The sampling rate controls cost. 5% sampling on a busy application produces enough data to spot patterns without overwhelming the observability infrastructure. The error capture is unsampled — every error reaches the provider — because errors are typically what the team needs to investigate.

The module is one of many production-grade defaults. The team can install it and have working production observability out of the box.

Diagnostic Patterns

A few specific patterns the diagnostic surface enables.

Slow-handler detection. A sentinel module observes the stream, watches for event-handler-end entries with durationMs > threshold, and emits warnings.

const slowHandlerSentinel = defineKitModule({
  name: 'slow-handler-sentinel',
  onStart: ({ runtime }) => {
    runtime.onDiagnostic((entry) => {
      if (entry.kind === 'event-handler-end' && entry.durationMs > 100) {
        runtime.emit({
          type: 'runtime.slow_handler',
          payload: { module: entry.module, type: entry.type, durationMs: entry.durationMs }
        })
      }
    })
  }
})

Other modules (observability, alerting) subscribe to runtime.slow_handler. The pattern produces real-time visibility into the architecture’s performance.

Error-rate alerting. A sentinel watches for event-handler-error and command-error entries, accumulates the rate, and alerts when the rate exceeds a threshold.

Audit completeness verification. A sentinel watches that every profile.saved event produces a corresponding audit.recorded event within a time window. If audit fails to record, the sentinel raises an alarm (this is the compliance use case from Chapter 69).

Diagnostic export. A test-running module can capture the diagnostic stream for the duration of a test, then export the stream as a structured artifact. The artifact becomes the test’s evidence — the trace of what the application did during the test.

Each pattern is a small module. The composition produces a self-aware application that surfaces its own operational state.

Bridge to the Application Walkthroughs

Chapters 59 through 63 walk through five complete applications — a settings panel, a profile editor, a design token editor, an admin table, and a mini prompt workbench. Each application exercises the architecture differently and demonstrates specific patterns.

After Chapter 63, Chapter 64 covers integration with React and other frameworks for migration scenarios.
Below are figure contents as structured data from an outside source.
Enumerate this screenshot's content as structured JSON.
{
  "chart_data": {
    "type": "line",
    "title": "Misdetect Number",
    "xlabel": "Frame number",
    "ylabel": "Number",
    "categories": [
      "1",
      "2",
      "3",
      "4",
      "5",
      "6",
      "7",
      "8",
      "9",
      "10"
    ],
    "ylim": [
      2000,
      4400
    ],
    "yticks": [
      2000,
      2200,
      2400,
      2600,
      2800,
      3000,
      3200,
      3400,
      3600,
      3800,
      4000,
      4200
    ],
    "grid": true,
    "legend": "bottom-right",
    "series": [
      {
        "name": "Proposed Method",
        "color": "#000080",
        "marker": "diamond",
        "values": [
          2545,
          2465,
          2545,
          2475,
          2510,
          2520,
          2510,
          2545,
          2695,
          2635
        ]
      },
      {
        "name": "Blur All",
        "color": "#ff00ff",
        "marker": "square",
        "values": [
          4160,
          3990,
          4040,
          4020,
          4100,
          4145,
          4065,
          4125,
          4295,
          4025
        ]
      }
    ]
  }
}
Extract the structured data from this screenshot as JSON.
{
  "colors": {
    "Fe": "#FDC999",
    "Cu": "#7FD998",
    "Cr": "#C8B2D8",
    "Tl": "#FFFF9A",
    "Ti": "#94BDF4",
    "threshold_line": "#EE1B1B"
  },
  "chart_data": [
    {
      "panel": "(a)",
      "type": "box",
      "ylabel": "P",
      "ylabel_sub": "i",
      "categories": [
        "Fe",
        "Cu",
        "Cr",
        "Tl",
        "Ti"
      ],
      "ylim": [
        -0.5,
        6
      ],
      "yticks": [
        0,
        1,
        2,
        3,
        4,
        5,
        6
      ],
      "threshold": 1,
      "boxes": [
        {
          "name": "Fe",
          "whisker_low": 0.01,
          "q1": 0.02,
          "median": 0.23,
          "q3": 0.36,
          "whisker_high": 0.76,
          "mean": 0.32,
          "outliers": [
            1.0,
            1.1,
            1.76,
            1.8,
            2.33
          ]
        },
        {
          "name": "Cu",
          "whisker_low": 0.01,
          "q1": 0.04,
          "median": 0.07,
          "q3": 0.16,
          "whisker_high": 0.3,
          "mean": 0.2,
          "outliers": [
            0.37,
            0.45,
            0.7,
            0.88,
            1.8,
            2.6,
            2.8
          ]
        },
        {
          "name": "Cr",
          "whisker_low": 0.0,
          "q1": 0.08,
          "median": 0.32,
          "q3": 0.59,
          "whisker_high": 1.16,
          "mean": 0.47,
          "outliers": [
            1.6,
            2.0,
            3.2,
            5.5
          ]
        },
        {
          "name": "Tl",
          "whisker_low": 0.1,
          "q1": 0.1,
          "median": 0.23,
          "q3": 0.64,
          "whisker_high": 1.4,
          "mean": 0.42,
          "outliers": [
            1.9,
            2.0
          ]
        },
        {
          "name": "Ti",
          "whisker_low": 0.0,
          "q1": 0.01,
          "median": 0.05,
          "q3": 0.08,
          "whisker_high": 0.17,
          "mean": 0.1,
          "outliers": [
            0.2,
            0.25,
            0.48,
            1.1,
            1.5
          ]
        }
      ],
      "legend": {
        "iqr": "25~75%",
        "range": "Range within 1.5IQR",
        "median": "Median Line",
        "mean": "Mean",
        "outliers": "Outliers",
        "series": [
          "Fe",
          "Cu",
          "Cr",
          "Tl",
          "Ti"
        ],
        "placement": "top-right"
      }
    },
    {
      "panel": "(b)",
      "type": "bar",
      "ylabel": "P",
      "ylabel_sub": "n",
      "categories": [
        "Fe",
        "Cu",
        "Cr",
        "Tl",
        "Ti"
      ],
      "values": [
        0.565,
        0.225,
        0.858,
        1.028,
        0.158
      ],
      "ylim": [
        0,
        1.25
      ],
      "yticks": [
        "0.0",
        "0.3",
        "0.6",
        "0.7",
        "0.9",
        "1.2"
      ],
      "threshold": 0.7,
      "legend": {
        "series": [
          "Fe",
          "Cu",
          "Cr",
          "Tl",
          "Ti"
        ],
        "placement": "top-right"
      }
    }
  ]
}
Chapter 65 closes Part VI with What Kitsune Is Not.

Exercise: Run the Overlay

Take an application you’ve built. Install @kitsune/devtools and drop <kit-debug-overlay> onto the page. Use the application normally for ten minutes.

Then explore the overlay:

1. Look at the live trace. Recognize the events and commands flowing through.
2. Try the filters. Find all events whose type starts with profile. Find all errors.
3. Try the search. Find every operation related to the user’s session.
4. Open an event’s detail. Examine the context, payload, timing.
5. Switch to the performance view. Find the slowest handlers.
6. Switch to the module view. Trace which modules respond to which events.
7. Switch to the boundary tree view. Inspect the current shell’s boundary structure.

Then introduce a bug:

1. Make one of your modules’ handlers throw an error (or take too long).
2. Trigger the relevant event.
3. Use the overlay to find the failure quickly.

Reflect on:

1. How does the overlay compare to React DevTools or Vue DevTools? (Similar in some ways — inspecting state, viewing the tree — different in that the overlay shows the architecture’s event flow rather than component rendering.)
2. How would the overlay help during incident response? (Reproducing a user’s flow becomes possible because the events that fired are visible; the team can trace through the chain.)
3. If you wanted to ship the overlay to production for power users (engineers debugging issues for customers, for example), what would change? (Likely: gated by a query parameter or flag; redacted to remove sensitive payload data; restricted to specific events.)

The overlay is the architecture’s accountability surface. Most production applications don’t have anything like it. The Kitsune team’s bet is that having the surface — and using it daily — makes the architecture’s modularity productive rather than mysterious.